Friday, January 11, 2008
Since the last entry over ten days ago, I have had quite a tight schedule, doing different things meeting deadlines and meetings and social engagements. One notable event that gave me quite a sense of satisfaction and fun was entertaining a busload of my sister's friends to lunch last Saturday. A day of intermittent rain in Polonnaruwa.
We were able to knock up food grown on that land, which gave me a great sense of pleasure and pride. One couple hosted me in Jonesboro, Arkansas on a visit a few years ealier and I was able to repay in a small way their hospitality. Thanks Sarath and Enoka for coming.

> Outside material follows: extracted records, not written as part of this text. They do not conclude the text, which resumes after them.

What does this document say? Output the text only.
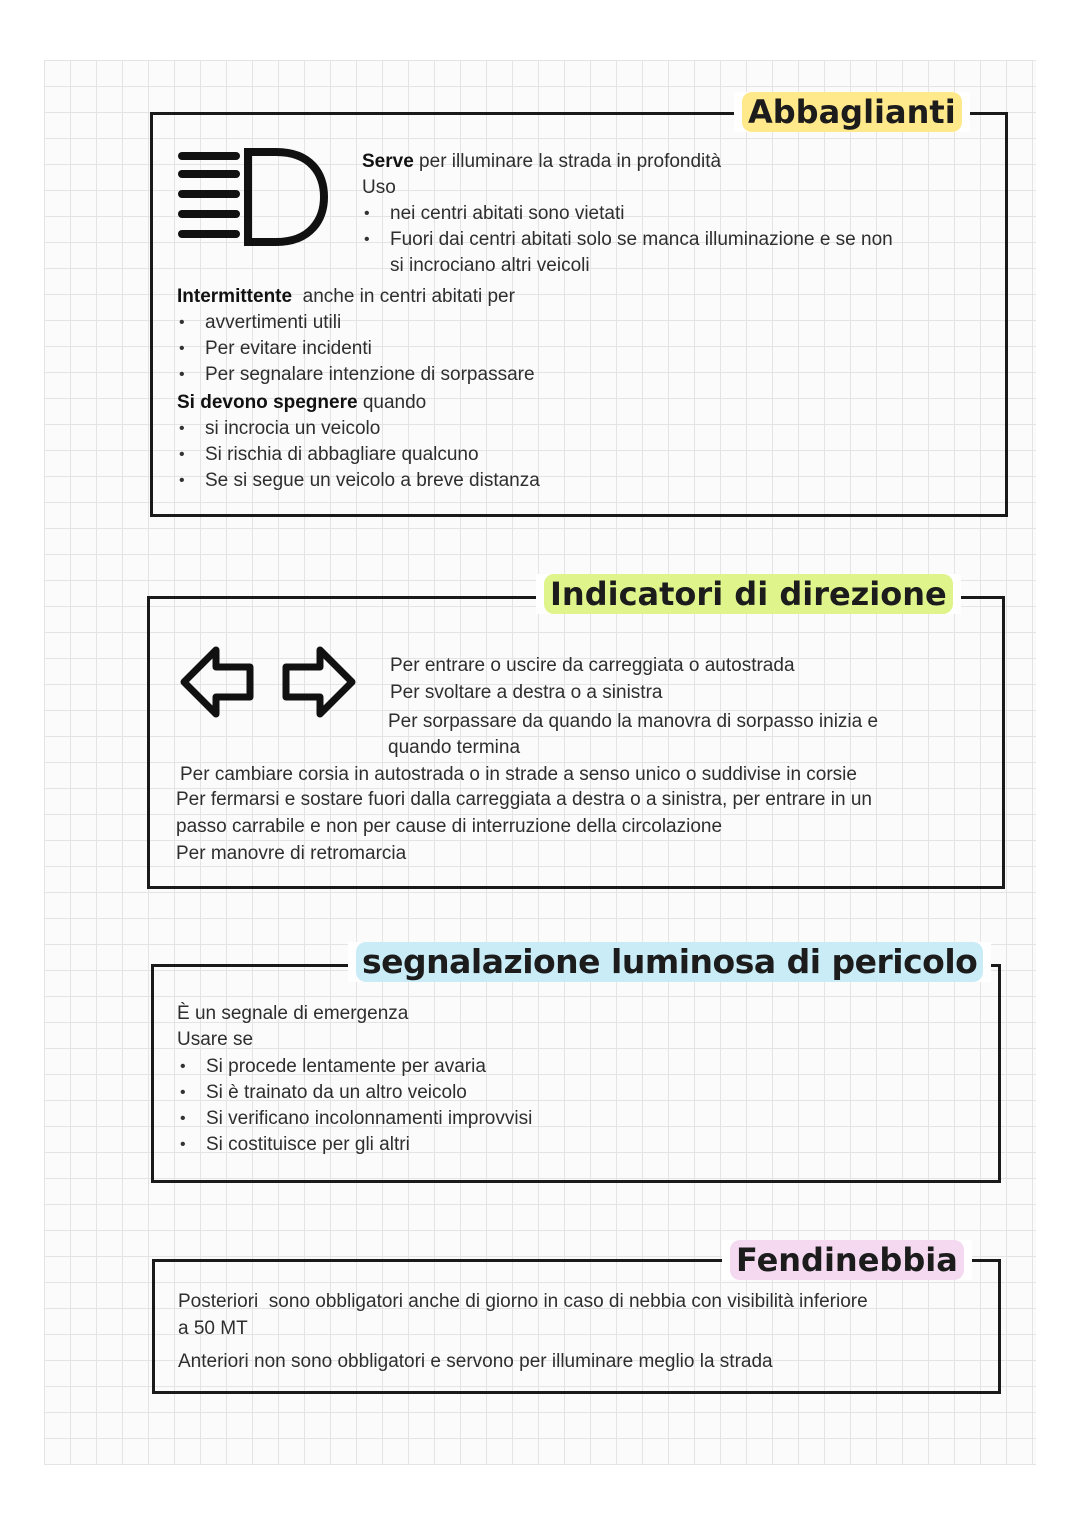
Abbaglianti
Serve per illuminare la strada in profondità
Uso
• nei centri abitati sono vietati
• Fuori dai centri abitati solo se manca illuminazione e se non
si incrociano altri veicoli
Intermittente  anche in centri abitati per
• avvertimenti utili
• Per evitare incidenti
• Per segnalare intenzione di sorpassare
Si devono spegnere quando
• si incrocia un veicolo
• Si rischia di abbagliare qualcuno
• Se si segue un veicolo a breve distanza
Indicatori di direzione
Per entrare o uscire da carreggiata o autostrada
Per svoltare a destra o a sinistra
Per sorpassare da quando la manovra di sorpasso inizia e
quando termina
Per cambiare corsia in autostrada o in strade a senso unico o suddivise in corsie
Per fermarsi e sostare fuori dalla carreggiata a destra o a sinistra, per entrare in un
passo carrabile e non per cause di interruzione della circolazione
Per manovre di retromarcia
segnalazione luminosa di pericolo
È un segnale di emergenza
Usare se
• Si procede lentamente per avaria
• Si è trainato da un altro veicolo
• Si verificano incolonnamenti improvvisi
• Si costituisce per gli altri
Fendinebbia
Posteriori  sono obbligatori anche di giorno in caso di nebbia con visibilità inferiore
a 50 MT
Anteriori non sono obbligatori e servono per illuminare meglio la strada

As bites we provided, manioc or cassava chips uprooted in the morning. We also gave a mango achcharu from my mangoes and some of the excess was bagged and taken away too. The orange juice was from the oranges on my property, as fresh as anyone could provide.
Lunch included, my last season's rice from the property, thibbatu, bandakka, ma karal and pol sambol from the property and lake fish fried. To cap it all I could seat them all in my kitchen for the lunch.
I think they enjoyed the uncomfortable ride in the back of my pick up from the main road to the land as the bus could not make it.
I am sorry the weather was not conducive to bathe in the river before lunch, but we had a walk around the property after lunch to give a feel of what land here is like and what can and does grow. Alas the visit was short, but it gave me an idea that I should once a few improvements are made to infrastructure I could have people come to taste authentic village cooking on firewood and local utensils.
My staff were aghast at me for serving all dishes in the same pots used for cooking, but once the guests arrived and expressed their views, they came to look at things my way.Thank you all for coming and please feel free to come visit again.